Быть может, только люди, причиняющие нам большие страдания, способны в часы облегчения доставить тот целительный покой, который дает нам природа. Мне не надо было ей отвечать, как в минуты, когда мы разговаривали, и даже когда я мог молчать, что я и делал во время ее рассказов, все равно, слушая ее речи, я не способен был так глубоко в нее проникнуть. Продолжая слушать, подбирать каждый миг умиротворяющее журчанье, словно неуловимый ветерок ее чистого дыхания, я имел перед собой, для себя, всю физиологическую жизнь Альбертины; я готов был смотреть на нее, слушать ее так же долго, как я лежал когда-то на морском берегу, в лунную ночь.
Иногда мне чудилось, что море делается бурным, что буря дает себя чувствовать даже в бухте; она всхрапывала, и я бросался к ней слушать ее шумное дыхание.
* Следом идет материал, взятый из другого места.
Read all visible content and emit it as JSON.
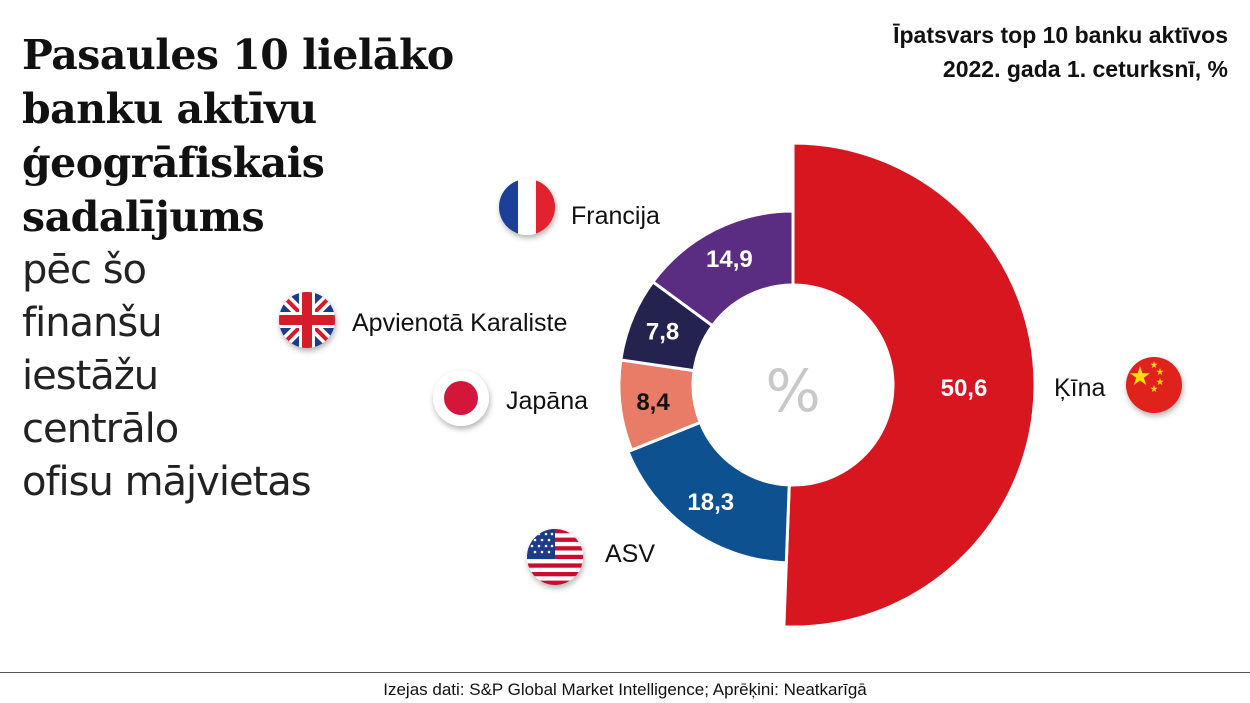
{
  "title": "Pasaules 10 lielāko\nbanku aktīvu\nģeogrāfiskais\nsadalījums",
  "subtitle": "pēc šo\nfinanšu\niestāžu\ncentrālo\nofisu mājvietas",
  "top_note": "Īpatsvars top 10 banku aktīvos\n2022. gada 1. ceturksnī, %",
  "center_symbol": "%",
  "source": "Izejas dati: S&P Global Market Intelligence; Aprēķini: Neatkarīgā",
  "chart_data": {
    "type": "donut",
    "unit": "%",
    "categories": [
      "Ķīna",
      "ASV",
      "Japāna",
      "Apvienotā Karaliste",
      "Francija"
    ],
    "values": [
      50.6,
      18.3,
      8.4,
      7.8,
      14.9
    ],
    "value_labels": [
      "50,6",
      "18,3",
      "8,4",
      "7,8",
      "14,9"
    ],
    "colors": [
      "#d7161f",
      "#0d5190",
      "#e97c67",
      "#24224f",
      "#5a2d83"
    ],
    "value_label_colors": [
      "#ffffff",
      "#ffffff",
      "#111111",
      "#ffffff",
      "#ffffff"
    ],
    "flag_icons": [
      "china-flag-icon",
      "usa-flag-icon",
      "japan-flag-icon",
      "uk-flag-icon",
      "france-flag-icon"
    ]
  }
}
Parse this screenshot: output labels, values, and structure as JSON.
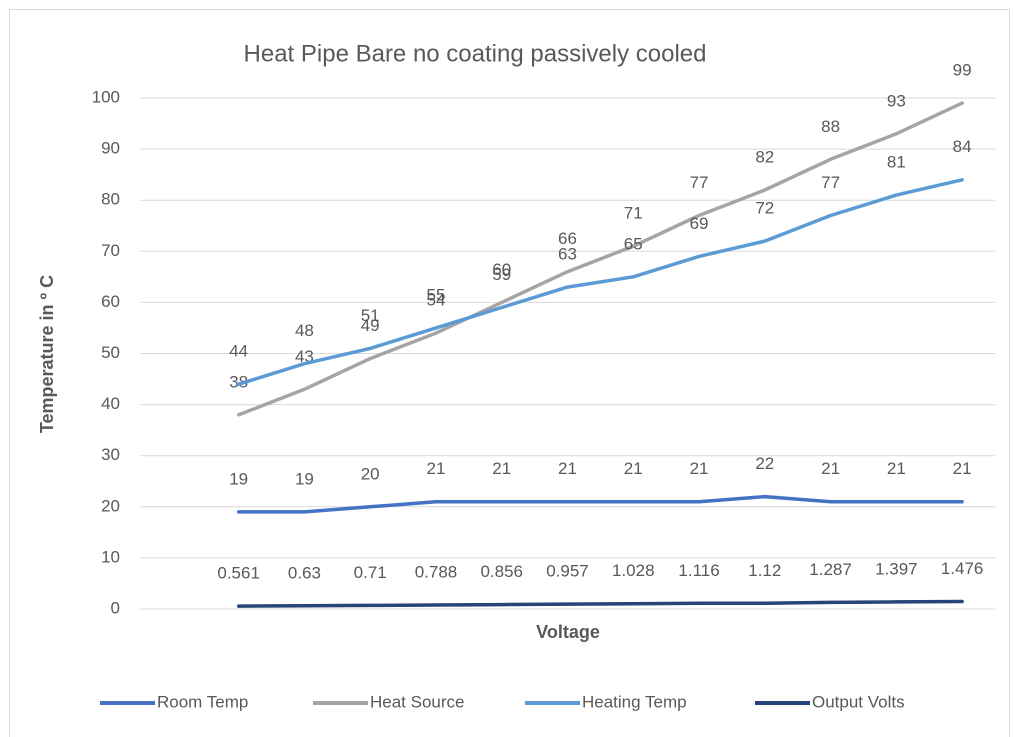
{
  "chart_data": {
    "type": "line",
    "title": "Heat Pipe Bare no coating passively cooled",
    "x_label": "Voltage",
    "y_label": "Temperature in º C",
    "categories": [
      null,
      null,
      null,
      null,
      null,
      null,
      null,
      null,
      null,
      null,
      null,
      null
    ],
    "ylim": [
      0,
      100
    ],
    "yticks": [
      0,
      10,
      20,
      30,
      40,
      50,
      60,
      70,
      80,
      90,
      100
    ],
    "grid": true,
    "legend": "bottom",
    "series": [
      {
        "name": "Room Temp",
        "color": "#4472c4",
        "values": [
          19,
          19,
          20,
          21,
          21,
          21,
          21,
          21,
          22,
          21,
          21,
          21
        ]
      },
      {
        "name": "Heat Source",
        "color": "#a5a5a5",
        "values": [
          38,
          43,
          49,
          54,
          60,
          66,
          71,
          77,
          82,
          88,
          93,
          99
        ]
      },
      {
        "name": "Heating Temp",
        "color": "#5b9bd5",
        "values": [
          44,
          48,
          51,
          55,
          59,
          63,
          65,
          69,
          72,
          77,
          81,
          84
        ]
      },
      {
        "name": "Output Volts",
        "color": "#264478",
        "values": [
          0.561,
          0.63,
          0.71,
          0.788,
          0.856,
          0.957,
          1.028,
          1.116,
          1.12,
          1.287,
          1.397,
          1.476
        ]
      }
    ]
  }
}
Иногда, если ей бывало очень жарко, она снимала, уже почти во сне, кимоно и бросала его мне на кресло. И вот, когда она спала, я говорил себе, что все ее письма лежат во внутреннем кармане этого кимоно, куда она всегда их клала. Подписи на письме, назначенного свидания было бы достаточно для доказательства ее лжи или для рассеяния моих сомнений. Когда я чувствовал, что сон Альбертины достаточно глубок, я покидал место у ее кровати, откуда долго уже созерцал ее, застыв в неподвижности, и делал шаг или два, охваченный жгучим любопытством, чувствуя тайну ее жизни беззащитно лежащей в кармане брошенного на кресло мохнатого кимоно. Может быть, я делал этот шаг также потому, что неподвижное созерцание спящей становилось под конец утомительным. Таким способом, на цыпочках, беспрестанно оборачиваясь, чтобы убедиться, не проснулась ли Альбертина, я добирался до кресла. Затем я останавливался и долго смотрел на кимоно, подобно тому как смотрел перед этим на спящую Альбертину. Но (может быть, я поступил опрометчиво) ни разу не прикоснулся я к кимоно, не засунул руку в карман, не взглянул на письма. В конце концов, видя, что решимости у меня не хватит, я поворачивался, возвращался на цыпочках к кровати Альбертины и снова принимался созерцать спящую, от которой мне нечего было ждать признаний, между тем как я видел на ручке кресла кимоно, которое мне бы рассказало, может быть, многое. И подобно тому, как парижане платят сто франков в день за комнату в бальбекском отеле, чтобы дышать морским воздухом, я находил вполне естественным тратить еще больше на Альбертину, лишь бы только чувствовать ее дыхание на своей щеке, в ее устах, которые я приоткрывал языком, ощущая на нем ток ее жизни.